Hasil putusan MK sebagai berikut saudara Erick Hendrawan Septian Putra didiskualifikasi dan memerintahkan KPU segera melakukan pemungutan suara ulang (PSU) hanya untuk satu jenis surat suara, yakni surat suara DPRD Kabupaten/Kota tanpa mengikutsertakan Erick Hendrawan Septian Putra.
KPU diberi waktu paling lama 45 hari sejak putusan a quo diucapkan untuk menggelar PSU dan menetapkan perolehan suara hasil pemilihan calon anggota DPRD Kota Tarakan Dapil Kota Tarakan 1 tanpa perlu melaporkan kepada Mahkamah.

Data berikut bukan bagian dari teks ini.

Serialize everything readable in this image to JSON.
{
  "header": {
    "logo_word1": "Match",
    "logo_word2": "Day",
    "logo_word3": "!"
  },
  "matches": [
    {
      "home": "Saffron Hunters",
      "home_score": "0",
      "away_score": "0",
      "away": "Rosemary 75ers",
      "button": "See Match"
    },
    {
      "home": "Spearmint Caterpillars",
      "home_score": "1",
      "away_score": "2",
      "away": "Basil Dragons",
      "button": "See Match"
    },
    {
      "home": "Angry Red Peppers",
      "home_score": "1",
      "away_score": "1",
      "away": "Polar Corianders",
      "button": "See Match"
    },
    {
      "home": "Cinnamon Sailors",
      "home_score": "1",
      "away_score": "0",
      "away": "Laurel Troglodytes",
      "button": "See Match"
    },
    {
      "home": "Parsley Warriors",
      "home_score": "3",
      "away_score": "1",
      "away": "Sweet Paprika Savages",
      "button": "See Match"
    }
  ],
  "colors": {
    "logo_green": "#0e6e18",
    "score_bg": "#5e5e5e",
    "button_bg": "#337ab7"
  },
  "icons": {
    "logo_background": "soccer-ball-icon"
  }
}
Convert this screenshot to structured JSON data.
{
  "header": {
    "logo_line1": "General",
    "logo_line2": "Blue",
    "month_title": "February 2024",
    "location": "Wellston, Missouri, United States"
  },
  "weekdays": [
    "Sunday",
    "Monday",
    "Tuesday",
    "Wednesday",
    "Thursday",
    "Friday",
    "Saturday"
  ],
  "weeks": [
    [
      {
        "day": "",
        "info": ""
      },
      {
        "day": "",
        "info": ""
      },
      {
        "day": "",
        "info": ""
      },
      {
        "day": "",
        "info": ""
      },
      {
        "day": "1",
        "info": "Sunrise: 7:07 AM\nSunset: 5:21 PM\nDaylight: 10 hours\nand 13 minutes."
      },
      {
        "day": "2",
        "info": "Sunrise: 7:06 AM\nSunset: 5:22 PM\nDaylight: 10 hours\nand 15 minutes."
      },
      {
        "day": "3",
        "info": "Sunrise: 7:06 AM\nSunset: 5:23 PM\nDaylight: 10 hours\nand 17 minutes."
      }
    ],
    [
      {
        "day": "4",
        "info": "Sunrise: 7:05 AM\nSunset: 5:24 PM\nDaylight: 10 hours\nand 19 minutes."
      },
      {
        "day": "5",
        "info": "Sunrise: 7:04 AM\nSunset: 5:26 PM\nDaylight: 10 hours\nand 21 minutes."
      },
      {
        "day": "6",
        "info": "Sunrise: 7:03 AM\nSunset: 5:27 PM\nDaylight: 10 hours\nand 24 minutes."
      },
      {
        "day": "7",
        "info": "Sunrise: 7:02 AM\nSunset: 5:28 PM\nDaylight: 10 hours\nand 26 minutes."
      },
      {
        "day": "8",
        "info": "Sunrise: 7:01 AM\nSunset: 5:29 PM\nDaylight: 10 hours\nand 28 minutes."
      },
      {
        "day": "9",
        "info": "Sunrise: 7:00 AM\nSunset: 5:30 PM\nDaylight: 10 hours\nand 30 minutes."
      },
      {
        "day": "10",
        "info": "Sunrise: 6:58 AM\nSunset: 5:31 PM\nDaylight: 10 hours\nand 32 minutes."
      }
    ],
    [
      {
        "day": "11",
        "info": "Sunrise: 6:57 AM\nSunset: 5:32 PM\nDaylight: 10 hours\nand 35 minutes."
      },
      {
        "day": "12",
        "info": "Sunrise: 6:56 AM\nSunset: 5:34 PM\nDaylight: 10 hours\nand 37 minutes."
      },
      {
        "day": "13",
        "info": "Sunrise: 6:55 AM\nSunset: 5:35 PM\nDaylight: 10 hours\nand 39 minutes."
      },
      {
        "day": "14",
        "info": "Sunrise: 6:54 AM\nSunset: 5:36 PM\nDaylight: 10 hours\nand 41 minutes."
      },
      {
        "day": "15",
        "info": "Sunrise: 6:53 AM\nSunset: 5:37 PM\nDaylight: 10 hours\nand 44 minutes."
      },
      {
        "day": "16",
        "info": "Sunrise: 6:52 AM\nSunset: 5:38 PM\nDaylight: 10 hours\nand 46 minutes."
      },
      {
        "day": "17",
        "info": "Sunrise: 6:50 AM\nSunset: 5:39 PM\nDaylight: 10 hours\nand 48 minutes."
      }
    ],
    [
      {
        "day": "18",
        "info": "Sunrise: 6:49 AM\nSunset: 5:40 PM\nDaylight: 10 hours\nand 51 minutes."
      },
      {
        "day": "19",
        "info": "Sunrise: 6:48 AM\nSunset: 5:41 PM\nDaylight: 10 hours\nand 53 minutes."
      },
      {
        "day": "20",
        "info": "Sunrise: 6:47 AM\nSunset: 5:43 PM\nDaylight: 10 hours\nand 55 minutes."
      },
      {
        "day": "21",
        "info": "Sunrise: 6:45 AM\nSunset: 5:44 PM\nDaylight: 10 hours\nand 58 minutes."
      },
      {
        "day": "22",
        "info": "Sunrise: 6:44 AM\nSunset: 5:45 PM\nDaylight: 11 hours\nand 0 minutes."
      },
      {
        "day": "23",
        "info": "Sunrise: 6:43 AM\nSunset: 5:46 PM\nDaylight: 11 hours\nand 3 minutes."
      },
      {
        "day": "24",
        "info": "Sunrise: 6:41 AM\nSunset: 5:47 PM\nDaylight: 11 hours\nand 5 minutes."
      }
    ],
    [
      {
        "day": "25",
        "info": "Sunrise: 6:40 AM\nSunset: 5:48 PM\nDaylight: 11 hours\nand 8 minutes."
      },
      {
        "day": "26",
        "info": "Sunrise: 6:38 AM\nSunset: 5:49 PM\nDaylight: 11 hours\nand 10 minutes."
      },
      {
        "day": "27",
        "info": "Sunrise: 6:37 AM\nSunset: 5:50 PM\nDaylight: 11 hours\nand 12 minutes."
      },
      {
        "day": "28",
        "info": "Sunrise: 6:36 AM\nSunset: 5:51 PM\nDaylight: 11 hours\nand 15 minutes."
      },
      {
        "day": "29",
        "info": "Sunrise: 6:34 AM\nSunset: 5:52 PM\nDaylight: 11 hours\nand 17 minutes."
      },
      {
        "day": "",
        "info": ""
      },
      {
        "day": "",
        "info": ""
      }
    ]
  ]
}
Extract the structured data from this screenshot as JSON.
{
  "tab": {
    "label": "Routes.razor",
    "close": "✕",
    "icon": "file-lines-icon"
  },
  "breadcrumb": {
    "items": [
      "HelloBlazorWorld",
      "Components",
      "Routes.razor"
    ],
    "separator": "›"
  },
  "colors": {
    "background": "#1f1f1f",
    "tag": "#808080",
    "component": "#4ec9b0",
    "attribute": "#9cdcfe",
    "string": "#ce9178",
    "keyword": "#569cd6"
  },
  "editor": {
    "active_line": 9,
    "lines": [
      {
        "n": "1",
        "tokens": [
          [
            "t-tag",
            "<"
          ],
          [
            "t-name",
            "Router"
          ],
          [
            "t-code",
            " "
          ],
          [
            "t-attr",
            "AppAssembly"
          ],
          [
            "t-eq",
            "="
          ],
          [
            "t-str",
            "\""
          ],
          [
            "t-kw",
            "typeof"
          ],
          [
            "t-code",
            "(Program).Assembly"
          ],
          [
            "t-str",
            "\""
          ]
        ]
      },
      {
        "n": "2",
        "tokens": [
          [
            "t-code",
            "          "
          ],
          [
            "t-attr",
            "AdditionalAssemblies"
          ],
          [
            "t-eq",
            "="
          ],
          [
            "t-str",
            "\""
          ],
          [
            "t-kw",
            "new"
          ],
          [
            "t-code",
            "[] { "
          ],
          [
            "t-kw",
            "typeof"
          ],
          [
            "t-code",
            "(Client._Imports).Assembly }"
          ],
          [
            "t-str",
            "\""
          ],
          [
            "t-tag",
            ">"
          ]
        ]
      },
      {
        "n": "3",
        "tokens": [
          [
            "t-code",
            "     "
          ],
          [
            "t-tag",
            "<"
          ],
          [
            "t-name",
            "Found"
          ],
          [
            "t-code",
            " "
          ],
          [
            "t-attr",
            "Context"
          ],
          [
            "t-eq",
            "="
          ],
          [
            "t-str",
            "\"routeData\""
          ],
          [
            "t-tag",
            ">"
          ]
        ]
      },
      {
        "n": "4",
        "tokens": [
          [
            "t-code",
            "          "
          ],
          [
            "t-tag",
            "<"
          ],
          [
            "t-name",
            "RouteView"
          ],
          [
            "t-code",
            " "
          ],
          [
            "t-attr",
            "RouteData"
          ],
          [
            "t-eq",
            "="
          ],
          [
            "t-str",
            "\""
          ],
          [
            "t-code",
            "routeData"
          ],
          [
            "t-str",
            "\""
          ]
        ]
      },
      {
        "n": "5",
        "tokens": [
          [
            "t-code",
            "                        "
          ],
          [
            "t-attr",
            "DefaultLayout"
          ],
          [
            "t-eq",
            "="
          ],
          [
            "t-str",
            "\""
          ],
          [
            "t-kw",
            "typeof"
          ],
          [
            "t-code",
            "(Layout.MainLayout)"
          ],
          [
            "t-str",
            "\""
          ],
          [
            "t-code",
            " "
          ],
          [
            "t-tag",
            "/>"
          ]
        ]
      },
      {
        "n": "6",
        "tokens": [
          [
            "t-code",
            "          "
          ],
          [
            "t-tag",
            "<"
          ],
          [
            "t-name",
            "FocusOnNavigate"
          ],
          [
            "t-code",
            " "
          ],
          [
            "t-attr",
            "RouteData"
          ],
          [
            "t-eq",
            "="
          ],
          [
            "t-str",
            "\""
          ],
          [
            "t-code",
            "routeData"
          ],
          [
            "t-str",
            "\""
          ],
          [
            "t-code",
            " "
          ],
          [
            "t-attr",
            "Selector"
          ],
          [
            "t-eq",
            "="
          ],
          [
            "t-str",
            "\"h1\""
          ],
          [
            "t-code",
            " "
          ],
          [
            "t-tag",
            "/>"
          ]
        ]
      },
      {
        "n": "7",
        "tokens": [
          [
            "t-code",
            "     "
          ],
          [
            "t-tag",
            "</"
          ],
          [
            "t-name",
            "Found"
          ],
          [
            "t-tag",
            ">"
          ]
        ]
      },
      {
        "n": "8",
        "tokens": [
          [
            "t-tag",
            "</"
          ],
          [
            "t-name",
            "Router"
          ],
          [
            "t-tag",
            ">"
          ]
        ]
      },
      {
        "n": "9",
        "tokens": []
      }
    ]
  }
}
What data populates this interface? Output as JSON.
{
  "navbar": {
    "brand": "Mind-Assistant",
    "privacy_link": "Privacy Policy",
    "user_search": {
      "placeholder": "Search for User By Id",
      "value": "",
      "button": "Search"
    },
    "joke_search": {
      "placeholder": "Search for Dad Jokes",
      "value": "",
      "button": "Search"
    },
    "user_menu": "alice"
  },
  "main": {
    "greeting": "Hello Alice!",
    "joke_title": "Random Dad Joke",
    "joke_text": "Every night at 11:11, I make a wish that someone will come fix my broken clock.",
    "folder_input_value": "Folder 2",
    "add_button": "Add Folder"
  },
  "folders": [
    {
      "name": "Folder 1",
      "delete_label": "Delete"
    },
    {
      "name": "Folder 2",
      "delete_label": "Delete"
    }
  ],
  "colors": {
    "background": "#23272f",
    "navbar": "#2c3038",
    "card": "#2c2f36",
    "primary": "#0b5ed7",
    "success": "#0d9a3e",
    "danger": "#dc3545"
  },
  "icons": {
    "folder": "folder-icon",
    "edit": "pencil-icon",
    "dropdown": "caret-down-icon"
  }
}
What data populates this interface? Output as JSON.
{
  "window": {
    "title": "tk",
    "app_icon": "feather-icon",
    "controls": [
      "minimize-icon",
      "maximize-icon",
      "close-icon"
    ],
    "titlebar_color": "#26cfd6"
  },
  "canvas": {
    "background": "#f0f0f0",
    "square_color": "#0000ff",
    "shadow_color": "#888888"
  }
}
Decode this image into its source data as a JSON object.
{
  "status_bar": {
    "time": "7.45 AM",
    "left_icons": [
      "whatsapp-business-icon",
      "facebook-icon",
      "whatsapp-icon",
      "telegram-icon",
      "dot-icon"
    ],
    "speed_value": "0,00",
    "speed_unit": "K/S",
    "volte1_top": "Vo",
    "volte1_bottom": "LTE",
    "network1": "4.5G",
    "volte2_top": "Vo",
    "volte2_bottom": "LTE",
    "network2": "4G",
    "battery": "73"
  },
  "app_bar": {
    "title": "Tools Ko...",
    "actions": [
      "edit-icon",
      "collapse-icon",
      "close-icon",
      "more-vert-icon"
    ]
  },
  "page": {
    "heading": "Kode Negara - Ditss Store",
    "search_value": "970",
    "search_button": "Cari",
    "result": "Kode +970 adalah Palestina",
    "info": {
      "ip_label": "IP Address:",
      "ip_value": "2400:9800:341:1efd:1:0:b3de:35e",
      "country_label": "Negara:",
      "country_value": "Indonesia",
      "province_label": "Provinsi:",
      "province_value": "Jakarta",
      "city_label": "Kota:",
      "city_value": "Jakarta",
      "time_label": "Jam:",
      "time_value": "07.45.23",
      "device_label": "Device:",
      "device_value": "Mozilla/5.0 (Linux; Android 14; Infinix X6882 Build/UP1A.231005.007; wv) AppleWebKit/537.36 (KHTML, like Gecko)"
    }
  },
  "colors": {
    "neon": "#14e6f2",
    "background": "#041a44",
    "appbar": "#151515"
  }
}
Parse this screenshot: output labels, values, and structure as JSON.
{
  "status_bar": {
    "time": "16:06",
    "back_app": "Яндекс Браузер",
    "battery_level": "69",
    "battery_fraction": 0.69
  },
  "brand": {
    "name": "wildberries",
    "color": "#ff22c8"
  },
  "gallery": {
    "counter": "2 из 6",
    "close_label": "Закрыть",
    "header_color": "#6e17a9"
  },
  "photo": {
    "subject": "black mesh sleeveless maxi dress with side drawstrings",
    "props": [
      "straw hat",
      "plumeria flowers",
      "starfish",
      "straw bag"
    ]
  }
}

Adapun dalam pertimbangan hukum, Mahkamah menilai, Erick Hendrawan Septian Putra tidak memenuhi syarat sebagai calon anggota DPRD Kota Tarakan Dapil Tarakan 1, karena terbukti melakukan tindak pidana yang diancam dengan pidana penjara lebih dari 5 tahun dan belum memenuhi ketentuan masa jeda 5 tahun setelah selesai menjalani masa pidana.
“Yang bersangkutan tidak secara jujur atau terbuka mengumumkan kepada publik mengenai latar belakang jati dirinya sebagai mantan terpidana. Oleh karena itu, Erick Hendrawan Septian Putra harus dinyatakan tidak lagi memenuhi,” tutur Suhartoyo. (***)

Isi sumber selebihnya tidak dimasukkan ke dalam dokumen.